Still have a few minor glitches to sort out, such as roads not properly clearing the terrain under themselves when they’re moved or removed. It’s easy to do that naively, but the naive approach runs into problems when the roads are being removed because the map system is in the middle of shutting down, when you close the game. Needs a bit more work to make all of that happy.
But in general, am pleased with how this is turning out. It’s becoming surprisingly easy to make this sort of operation work with very little effort, now.
So today I managed to do some extensive cleanups of the terrain generation algorithms. (Specifically of the “painting terrain” algorithms which are used on the back-end of the terrain object placement tools)
My vague impression is that it seems to be slightly slower now than it was before, but I haven’t actually tested it.

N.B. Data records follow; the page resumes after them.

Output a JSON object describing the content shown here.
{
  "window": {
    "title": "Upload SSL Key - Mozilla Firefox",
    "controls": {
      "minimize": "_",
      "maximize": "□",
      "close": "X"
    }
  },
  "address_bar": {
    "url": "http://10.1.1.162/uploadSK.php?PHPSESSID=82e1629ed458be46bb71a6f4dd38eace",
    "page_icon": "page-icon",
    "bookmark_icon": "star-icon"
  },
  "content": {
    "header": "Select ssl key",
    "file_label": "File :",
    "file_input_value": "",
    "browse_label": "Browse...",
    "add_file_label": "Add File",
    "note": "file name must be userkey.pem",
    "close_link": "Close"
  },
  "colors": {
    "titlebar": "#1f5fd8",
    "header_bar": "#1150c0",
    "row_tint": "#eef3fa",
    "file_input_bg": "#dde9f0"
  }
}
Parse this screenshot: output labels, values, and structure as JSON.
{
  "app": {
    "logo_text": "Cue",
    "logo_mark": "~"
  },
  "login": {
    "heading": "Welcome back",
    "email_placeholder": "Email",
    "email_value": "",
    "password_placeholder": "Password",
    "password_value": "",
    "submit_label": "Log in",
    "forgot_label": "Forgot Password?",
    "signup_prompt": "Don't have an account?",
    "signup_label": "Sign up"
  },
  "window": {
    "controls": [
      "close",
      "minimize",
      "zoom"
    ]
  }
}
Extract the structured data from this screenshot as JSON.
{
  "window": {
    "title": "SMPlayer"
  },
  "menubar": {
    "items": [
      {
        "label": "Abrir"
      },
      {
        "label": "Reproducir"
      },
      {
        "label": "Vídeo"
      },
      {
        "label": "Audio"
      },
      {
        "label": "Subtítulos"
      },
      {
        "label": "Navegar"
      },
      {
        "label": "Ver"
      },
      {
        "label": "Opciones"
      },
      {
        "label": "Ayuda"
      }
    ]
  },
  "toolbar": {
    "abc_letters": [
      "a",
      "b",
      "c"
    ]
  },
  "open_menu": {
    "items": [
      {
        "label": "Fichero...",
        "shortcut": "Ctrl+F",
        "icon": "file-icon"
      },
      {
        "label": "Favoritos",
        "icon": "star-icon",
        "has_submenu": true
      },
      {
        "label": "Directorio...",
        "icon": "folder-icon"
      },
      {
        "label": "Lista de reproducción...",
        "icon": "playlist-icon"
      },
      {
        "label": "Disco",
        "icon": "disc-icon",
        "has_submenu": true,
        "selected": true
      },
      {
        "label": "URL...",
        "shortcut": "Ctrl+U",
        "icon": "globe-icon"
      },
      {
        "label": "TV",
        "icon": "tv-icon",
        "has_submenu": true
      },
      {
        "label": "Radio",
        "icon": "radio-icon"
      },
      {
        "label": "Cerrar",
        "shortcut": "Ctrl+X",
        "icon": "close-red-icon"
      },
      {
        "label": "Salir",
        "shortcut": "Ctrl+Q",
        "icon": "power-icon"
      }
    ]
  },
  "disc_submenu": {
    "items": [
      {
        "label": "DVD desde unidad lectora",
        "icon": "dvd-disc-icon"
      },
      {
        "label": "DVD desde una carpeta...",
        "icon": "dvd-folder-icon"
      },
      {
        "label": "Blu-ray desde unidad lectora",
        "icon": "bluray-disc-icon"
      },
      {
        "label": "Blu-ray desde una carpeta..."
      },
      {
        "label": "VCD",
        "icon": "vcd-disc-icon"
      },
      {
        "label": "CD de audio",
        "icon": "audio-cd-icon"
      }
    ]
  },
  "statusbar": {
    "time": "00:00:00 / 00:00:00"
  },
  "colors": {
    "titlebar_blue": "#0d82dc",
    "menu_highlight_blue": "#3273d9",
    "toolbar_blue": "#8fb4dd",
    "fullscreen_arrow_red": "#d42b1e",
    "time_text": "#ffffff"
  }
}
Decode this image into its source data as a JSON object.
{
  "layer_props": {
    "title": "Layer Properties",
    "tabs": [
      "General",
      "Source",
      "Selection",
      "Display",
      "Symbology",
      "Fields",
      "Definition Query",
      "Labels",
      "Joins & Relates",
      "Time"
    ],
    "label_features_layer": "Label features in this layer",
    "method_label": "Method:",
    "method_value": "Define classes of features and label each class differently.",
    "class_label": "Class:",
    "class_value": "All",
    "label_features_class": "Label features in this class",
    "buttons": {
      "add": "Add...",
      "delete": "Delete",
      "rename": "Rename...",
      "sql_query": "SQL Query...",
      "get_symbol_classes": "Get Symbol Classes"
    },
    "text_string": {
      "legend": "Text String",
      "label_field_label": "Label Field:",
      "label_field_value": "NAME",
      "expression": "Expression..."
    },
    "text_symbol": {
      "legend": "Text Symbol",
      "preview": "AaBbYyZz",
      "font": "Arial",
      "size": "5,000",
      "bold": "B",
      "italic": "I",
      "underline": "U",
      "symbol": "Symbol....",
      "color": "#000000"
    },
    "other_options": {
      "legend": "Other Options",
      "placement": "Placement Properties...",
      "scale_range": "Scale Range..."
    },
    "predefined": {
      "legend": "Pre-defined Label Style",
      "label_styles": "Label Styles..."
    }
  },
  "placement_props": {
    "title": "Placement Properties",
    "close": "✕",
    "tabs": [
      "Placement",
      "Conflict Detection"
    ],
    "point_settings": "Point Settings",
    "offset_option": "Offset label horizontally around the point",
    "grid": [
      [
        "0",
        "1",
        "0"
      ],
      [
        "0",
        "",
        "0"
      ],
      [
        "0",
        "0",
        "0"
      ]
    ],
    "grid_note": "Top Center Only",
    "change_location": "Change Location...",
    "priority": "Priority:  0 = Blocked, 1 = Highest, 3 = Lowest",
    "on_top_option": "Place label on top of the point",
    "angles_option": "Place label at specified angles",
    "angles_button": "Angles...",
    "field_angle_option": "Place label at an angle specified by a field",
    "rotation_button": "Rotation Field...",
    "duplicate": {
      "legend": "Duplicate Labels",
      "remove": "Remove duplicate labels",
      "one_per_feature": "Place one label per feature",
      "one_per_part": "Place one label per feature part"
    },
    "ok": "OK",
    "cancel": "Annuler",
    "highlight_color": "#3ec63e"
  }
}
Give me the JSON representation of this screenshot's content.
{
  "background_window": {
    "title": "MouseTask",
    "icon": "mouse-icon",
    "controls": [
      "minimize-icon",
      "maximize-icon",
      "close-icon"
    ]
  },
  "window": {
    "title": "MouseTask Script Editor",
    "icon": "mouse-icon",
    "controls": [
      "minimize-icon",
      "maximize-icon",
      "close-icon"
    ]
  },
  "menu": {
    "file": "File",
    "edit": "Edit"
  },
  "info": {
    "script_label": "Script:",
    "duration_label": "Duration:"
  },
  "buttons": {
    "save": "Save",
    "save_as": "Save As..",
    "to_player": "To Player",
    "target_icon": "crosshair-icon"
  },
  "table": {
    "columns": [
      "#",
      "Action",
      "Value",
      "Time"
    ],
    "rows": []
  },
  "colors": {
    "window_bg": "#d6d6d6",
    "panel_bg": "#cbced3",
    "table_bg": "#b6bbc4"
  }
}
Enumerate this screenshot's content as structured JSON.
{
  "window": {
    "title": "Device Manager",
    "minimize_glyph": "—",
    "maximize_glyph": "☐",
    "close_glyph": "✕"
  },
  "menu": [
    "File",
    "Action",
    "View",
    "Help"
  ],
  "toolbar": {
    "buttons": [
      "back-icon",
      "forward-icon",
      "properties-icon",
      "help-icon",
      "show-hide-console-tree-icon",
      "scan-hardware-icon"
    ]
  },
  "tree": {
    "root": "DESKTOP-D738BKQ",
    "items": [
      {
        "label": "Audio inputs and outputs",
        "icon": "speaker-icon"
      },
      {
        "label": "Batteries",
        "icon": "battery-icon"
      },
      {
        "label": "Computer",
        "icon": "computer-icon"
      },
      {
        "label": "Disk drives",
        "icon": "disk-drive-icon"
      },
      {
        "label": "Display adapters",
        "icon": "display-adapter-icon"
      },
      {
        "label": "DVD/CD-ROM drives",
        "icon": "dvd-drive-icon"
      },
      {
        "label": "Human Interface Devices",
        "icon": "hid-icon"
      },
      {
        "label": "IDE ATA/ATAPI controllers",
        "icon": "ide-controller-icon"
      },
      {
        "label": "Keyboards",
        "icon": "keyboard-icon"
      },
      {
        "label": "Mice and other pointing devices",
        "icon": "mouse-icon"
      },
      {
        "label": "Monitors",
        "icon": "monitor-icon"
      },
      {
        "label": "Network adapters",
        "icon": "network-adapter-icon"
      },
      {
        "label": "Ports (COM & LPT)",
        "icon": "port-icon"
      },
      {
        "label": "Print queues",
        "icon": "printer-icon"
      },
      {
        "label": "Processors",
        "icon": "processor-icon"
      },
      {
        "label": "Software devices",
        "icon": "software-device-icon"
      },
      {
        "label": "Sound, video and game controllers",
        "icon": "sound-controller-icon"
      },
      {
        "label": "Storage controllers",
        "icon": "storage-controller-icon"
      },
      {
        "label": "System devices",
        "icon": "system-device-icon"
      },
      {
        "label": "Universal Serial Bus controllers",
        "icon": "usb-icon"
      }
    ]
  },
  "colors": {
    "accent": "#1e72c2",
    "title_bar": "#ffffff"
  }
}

It wouldn’t surprise me if this was the case. Regardless, it’s still miles faster than what I was using a month ago, and still uses a totally reasonable amount of RAM (now back down to 98 megabytes, down from a high of about 600 megabytes, last month).
Also today, I’ve got region boundaries affecting the terrain again. Previously, region boundaries were created in the terrain by explicitly lifting the terrain into a sharp peak when it was near a region boundary. Here, it’s now drawing a brush stroke of mountains along the region borders, which gives a much more natural mountain range, which I like a lot more than the sharp ridge line we had before.
My last task on terrain (for this milestone) is to make the radius on terrain-affecting buildings be editable by the user. I’ll probably cheat and just put buttons for increasing/decreasing the radius into the context menu, though that’d be totally unacceptable in the final game. But it should be good enough for this milestone.
After that, the new crop of buildings, and then player AI and the new combat model, and then the milestone will be done.
Mere seconds after tweeting about how nice it is to simplify huge swathes of ugly code into a single small, nicely abstracted piece of easily-maintainable code, I discovered that the small, nicely abstracted piece of easily-maintainable code didn’t, in fact, work properly.
It’s a simple fix to make it work properly. But it’s also an important reminder that a group of lions often arrive during the summer.